Richard Place: Alors sur la question d’être sur place, c’est la raison d’être, à mon avis, du journalisme et donc de Franceinfo en particulier, d’être le plus près possible de là où les choses se passent. C’est par exemple un problème que nous rencontrons dans la couverture de ce qui se passe à Gaza, puisque les journalistes, je le rappelle, ceux de Franceinfo, pas plus que les autres, ne peuvent pas entrer librement à Gaza et faire du reportage. C’est la difficulté face à laquelle on se retrouve avec l’Iran, où entrer en Iran est aujourd’hui quasi impossible pour des journalistes. Donc dès que c’est possible de s’approcher du cœur du sujet, nous le faisons. Et donc là, en l’occurrence, oui, nous sommes allés aux Canaries pour l’arrivée de ce paquebot. C’est Caroline Félix, notre reporter, qui est allée sur place et qui a pu nous raconter à quoi ressemblait cette arrivée, dans quelles conditions étaient accueillis ces passagers, quelles étaient les conditions sanitaires qui étaient mises en place, ce qu’ont fait tous les pays concernés, notamment la France avec ses passagers. Donc oui, nous avons déployé ces moyens-là, cette reporter-là, avec un technicien sur place et ensuite nous avons un service sciences-santé-environnement dans lequel nous avons des experts que nous avons évidemment sollicités sur ce sujet et qui enrichissent chaque jour l’antenne de leur savoir.
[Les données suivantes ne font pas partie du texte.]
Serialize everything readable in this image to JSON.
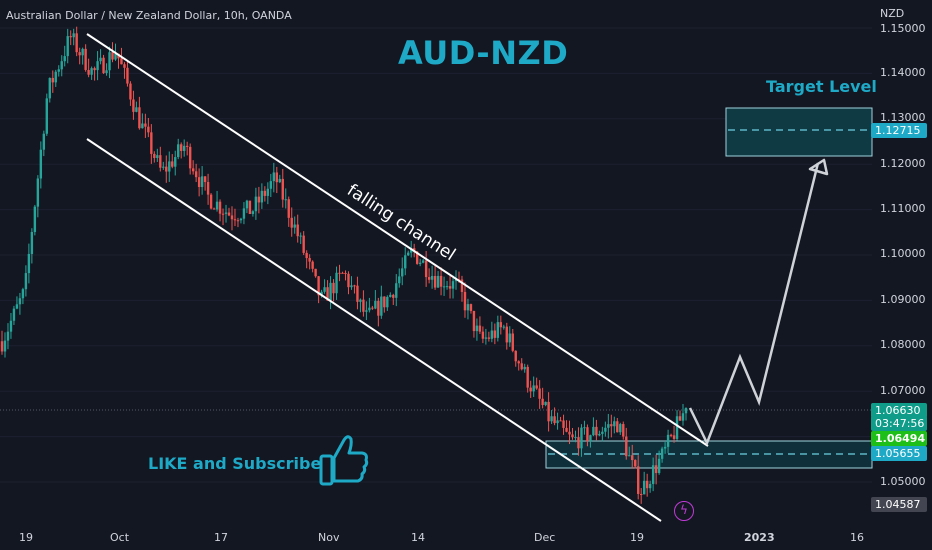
{
  "header": {
    "symbol_title": "Australian Dollar / New Zealand Dollar, 10h, OANDA",
    "headline": "AUD-NZD"
  },
  "annotations": {
    "channel_label": "falling channel",
    "target_label": "Target Level",
    "like_label": "LIKE and Subscribe"
  },
  "price_axis": {
    "currency": "NZD",
    "ticks": [
      "1.15000",
      "1.14000",
      "1.13000",
      "1.12000",
      "1.11000",
      "1.10000",
      "1.09000",
      "1.08000",
      "1.07000",
      "1.05000"
    ]
  },
  "time_axis": {
    "ticks": [
      "19",
      "Oct",
      "17",
      "Nov",
      "14",
      "Dec",
      "19",
      "2023",
      "16"
    ]
  },
  "price_tags": {
    "last_price": "1.06630",
    "countdown": "03:47:56",
    "green_level": "1.06494",
    "support_level": "1.05655",
    "target_level": "1.12715",
    "low_level": "1.04587"
  },
  "icons": [
    "thumbs-up-icon",
    "lightning-icon"
  ],
  "colors": {
    "background": "#131722",
    "up_candle": "#26a69a",
    "down_candle": "#ef5350",
    "accent": "#1ea9c7",
    "zone_fill": "#0f3a44"
  },
  "chart_data": {
    "type": "candlestick",
    "symbol": "Australian Dollar / New Zealand Dollar",
    "interval": "10h",
    "source": "OANDA",
    "ylim": [
      1.04,
      1.15
    ],
    "x_ticks": [
      "19",
      "Oct",
      "17",
      "Nov",
      "14",
      "Dec",
      "19",
      "2023",
      "16"
    ],
    "close_path": [
      1.081,
      1.092,
      1.136,
      1.148,
      1.14,
      1.145,
      1.13,
      1.118,
      1.124,
      1.113,
      1.109,
      1.11,
      1.117,
      1.104,
      1.09,
      1.096,
      1.086,
      1.091,
      1.101,
      1.095,
      1.093,
      1.081,
      1.084,
      1.073,
      1.064,
      1.059,
      1.061,
      1.063,
      1.048,
      1.056,
      1.0663
    ],
    "support_zone": [
      1.0535,
      1.0595
    ],
    "target_zone": [
      1.122,
      1.132
    ],
    "levels": {
      "last": 1.0663,
      "green": 1.06494,
      "support": 1.05655,
      "target": 1.12715,
      "low": 1.04587
    },
    "projection": [
      1.0663,
      1.0565,
      1.0775,
      1.0685,
      1.121
    ]
  }
}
Emmanuelle Daviet : Richard Place, comment informer sans inquiéter ? On voit très bien dans les messages des auditeurs que certains commencent à avoir des craintes sur une éventuelle circulation du virus. L’effet de répétition propre à une chaîne d’information en continu est parfois perçu comme une dramatisation. Alors, comment vous évitez de susciter de l’inquiétude ou de l’anxiété lorsque vous traitez ce type de sujet ?

Richard Place: C’est très compliqué, en effet. Nous sollicitons de l’expertise, du savoir et je vous le disais, du reportage. Avec l’expertise, on pose la question au mieux placé pour le faire. Par exemple, cette semaine, nous avons eu Yazdan Yazdanpanah qui dirige le service infectieux, de maladies infectieuses de l’hôpital Bichat, où est traitée la patiente française qui est touchée par le virus. Donc, nous sommes au cœur de l’expertise quand nous avons cet invité-là et nous lui posons les questions que nous nous posons tous finalement autour de la la propagation de ce virus, de son danger, des mesures qu’il faut prendre dans la population. Et il nous raconte tout ce que la science sait au moment où nous en parlons. Dans ces moments-là, la question est de savoir notre niveau de connaissance aujourd’hui en France et dans le monde, de ce virus et de ce que l’on doit faire pour lutter contre la propagation de ce virus. La manière dont les gens le reçoivent, malheureusement, là dessus, nous ne sommes pas capables de savoir comment c’est perçu.

Emmanuelle Daviet : Dans le courrier reçu, des auditeurs saluent le travail de la rédaction. Certains se disent très surpris par la décision de ne pas avoir maintenu confiné les croisiéristes sur le bateau. Ils souhaitent savoir comment Franceinfo va continuer le suivi de ces personnes avec 23 nationalités différentes.

Richard Place: C’est évidemment pas simple, mais à Radio France, on peut s’appuyer sur le fait d’avoir neuf correspondants à l’étranger, ce qui est unique dans le paysage radiophonique français. Et puis nous avons nos experts dont je vous parlais de notre service Sciences-Santé-Environnement. Donc, dès que nous arriverons à obtenir des informations sur le sort de ces passagers, de ces malades, nous les donnerons l’antenne.